On the environmental facet, these factories produce both textile and chemical wastes which end up in landfills and rivers. The production of non-biodegradable textile wastes creates greenhouse gas emissions as well as toxic chemicals and dyes that pollute the soil. When chemical wastes enter rivers and other bodies of water, they contaminate the food chain of aquatic lives and the irrigation of agricultural land. A noteworthy scene in River Blue is when Orsola de Castro, founder of Fashion Revolution (a fast fashion nonprofit organization), says, “There is a joke in China that you can tell the ‘it’ color of the season by looking at the color of the rivers.” A view of the Li River is shown next with a deep color of red. These chemical wastes, whether encountered directly or through the fish and produce people consume, deteriorate human health. The True Cost portrays a particular case in Kanpur, India where a prevailing number of people is diagnosed with jaundice due to a chemical named chromium 6 that attacks the liver. Chromium 6 is used for treating leather and is irresponsibly discharged by tanneries, thus contaminating local farming and drinking water. Every other person in every other household is diagnosed with the illness.

In The True Cost, a female worker said in Bangla, “I believe these clothes are produced by our blood. A lot of garment workers die in different incidents.

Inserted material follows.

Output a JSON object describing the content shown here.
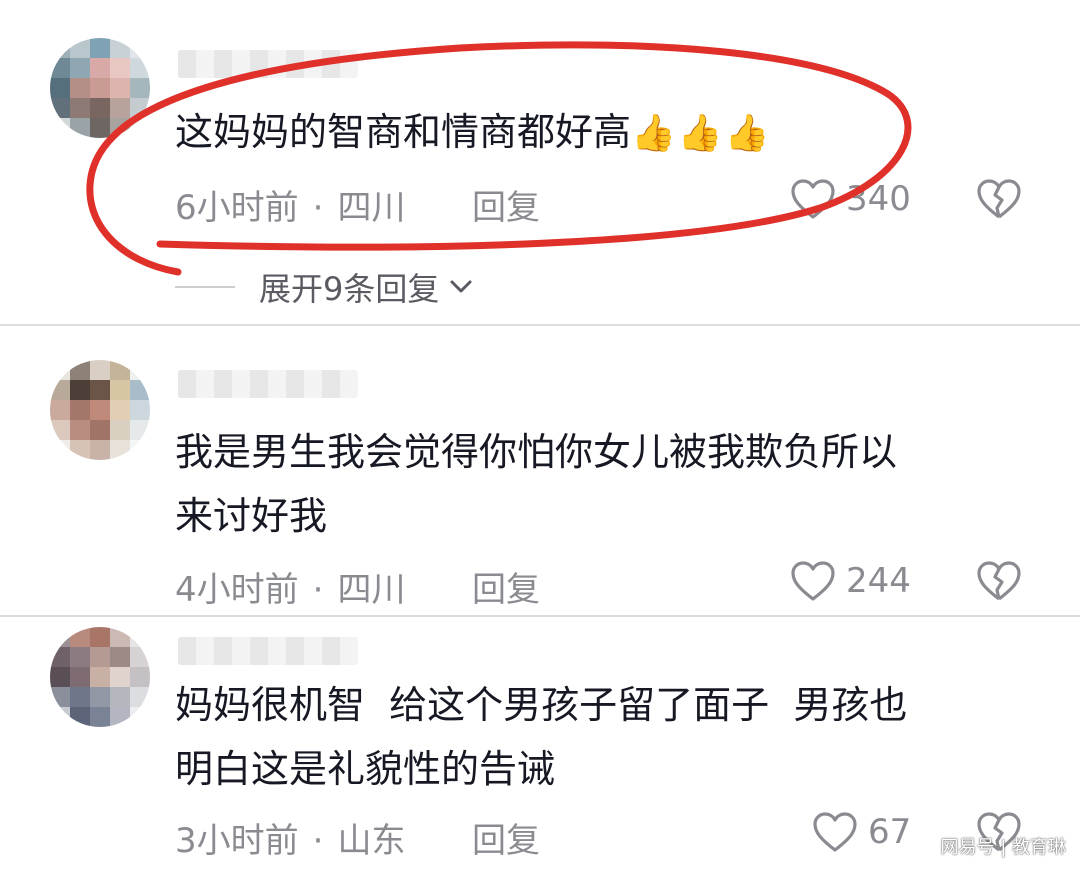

I don’t want anyone wearing anything which is produced by our blood.” Amber Valetta, a model and entrepreneur, responds to this unethical situation, saying, “No one wants to wear clothes that were made from someone’s blood.”

The answer to my question at the beginning is: workers in the supply chain of the fast fashion industry, be it garment workers or textile factory workers, are dying in the process of producing and dyeing clothes and textiles in order to meet the growing demand for fast fashion.

As Sass Brown, author of ECO Fashion, says: “Cheap fashion is really far from that, it may be cheap in terms of the financial cost, but very expensive when it comes to the environment and the cost of human life.” Fast fashion is still a prevailing issue that is not only detrimental to the environment, but also to ourselves.